Let f(N,D) denote the number of arrays of length N containing exactly D distinct elements .

Step 1 :
For simplycity we can assume all the numbers are ranging from 1,2,3…D.
Lets define freq_i as frequency of the i’th number. So,

freq_1 + freq_2 + … freq_D = N

( Since sum of all the frequencies is is supposed to be N ).

Step 2 :
Since we know, that size of the set has to be D, means frequency of each number must be greater than 0.

freq_i >= 1 , for 1 <= i <= D.

There for, we can define freq'_i = freq_i - 1 ( because, frequence must be greater than or equal to 1 ).

Step 3 :
We are taking 1 frequency of each number for sure.

=> (freq'_1 + freq'_2 + … + freq'_D) + D = N
=> (freq'_1 + freq'_2 + … + freq'_D) = N - D

So, now, again, we have same problem of stars and bars where we have D-1 pipes to place among (N-D) + (D-1) places.

Would this work ? Is there any mistake in this logic ? Do we need to use inclusion/exclusion principle to calculate f(N,d) now ?

Just want to learn, please help.

3

I see the problem here. This way, we are counting, what all different frequencies are possible.

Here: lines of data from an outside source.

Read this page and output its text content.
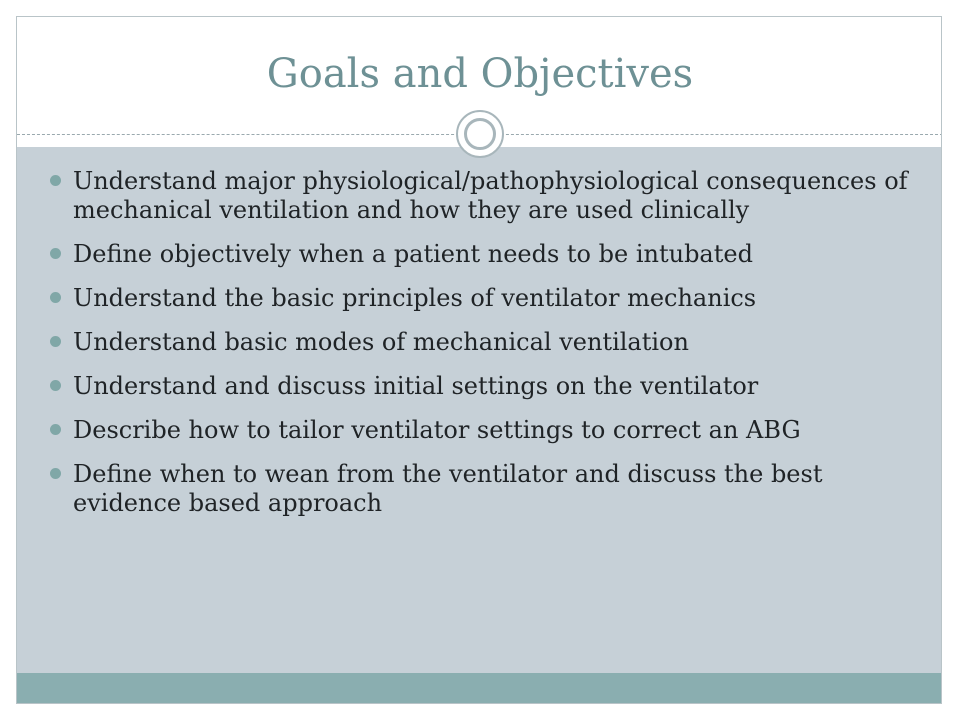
Goals and Objectives
Understand major physiological/pathophysiological consequences of mechanical ventilation and how they are used clinically
Define objectively when a patient needs to be intubated
Understand the basic principles of ventilator mechanics
Understand basic modes of mechanical ventilation
Understand and discuss initial settings on the ventilator
Describe how to tailor ventilator settings to correct an ABG
Define when to wean from the ventilator and discuss the best evidence based approach
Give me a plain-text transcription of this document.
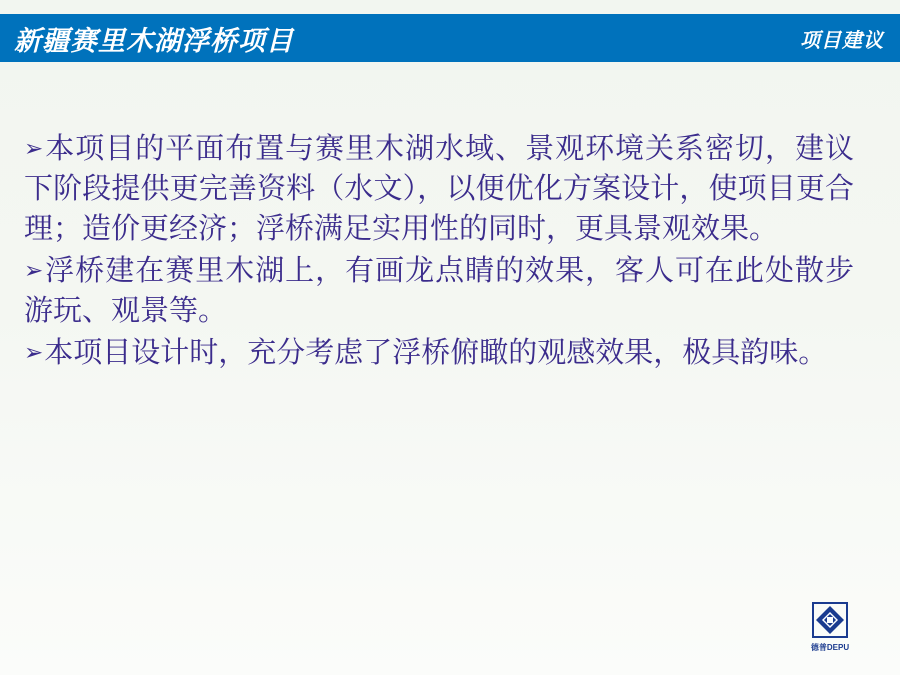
新疆赛里木湖浮桥项目	项目建议

➢本项目的平面布置与赛里木湖水域、景观环境关系密切，建议下阶段提供更完善资料（水文），以便优化方案设计，使项目更合理；造价更经济；浮桥满足实用性的同时，更具景观效果。

➢浮桥建在赛里木湖上，有画龙点睛的效果，客人可在此处散步游玩、观景等。

➢本项目设计时，充分考虑了浮桥俯瞰的观感效果，极具韵味。

德普DEPU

For example, for some N = 6,

We are assuming that if freq_1 = 3 , freq_2 = 2, freq_3 = 1 then this will be counted as one only. [ 1 1 1 2 2 3 ] . But ideally, we want to count all the permutations of the array [ 1 1 1 2 2 3 ].

4

Exactly, the difference is between counting ordered and unordered objects.

When dealing with unordered objects, the only thing that matters is the number of times each object appears - i.e its frequency.
Ordered objects don’t have that nice reduction - though sometimes you can count ordered objects from unordered ones.

This problem is actually an example of that, which leads to another solution using dynamic programming.
To find f(N, d), one way is to look at it as partitioning the set \{1, 2, \ldots, N\} into d ordered non-empty subsets, then assigning the same value to each index within a subset - everything in the first subset gets the value 1, everything in the second gets 2, …
For example if N = 4 and you partition into \{\{1\}, \{2, 4\}, \{3\}\}, the corresponding array is [1, 2, 3, 2], whereas if you partition into \{\{1\}, \{3\}, \{2, 4\}\} the array is [1, 3, 2, 3].

Instead of counting ordered partitions, we can count unordered partitions, and then multiply their count by d!, since for any partition there are d! ways to arrange its subsets.
The number of unordered partitions of \{1, 2, \ldots, N\} into d non-empty subsets is given by S(N, d), which has a pretty simple recurrence relation:

S(N, d) = S(N-1, d-1) + d\cdot S(N-1, d)

because either \{N\} is its own subset in the partition (and the remaining N-1 elements form d-1 subsets), or the remaining N elements form d subsets and N gets added to any one of them; which now gives an easy quadratic DP where you can precompute all values.

S(N, d) is also known as the Stirling numbers of the second kind.

I didn’t present this in the editorial because as far as I’m aware, the DP solution doesn’t really generalize to the harder version - you need to use inclusion-exclusion to get a convolution-like expression to optimize (the Stirling numbers can also be computed using inclusion-exclusion, in fact they’re exactly what the hard version ends up computing as I’ve mentioned at the bottom of that editorial).

1 Like
5

Thanks a lot for such a detailed explanation.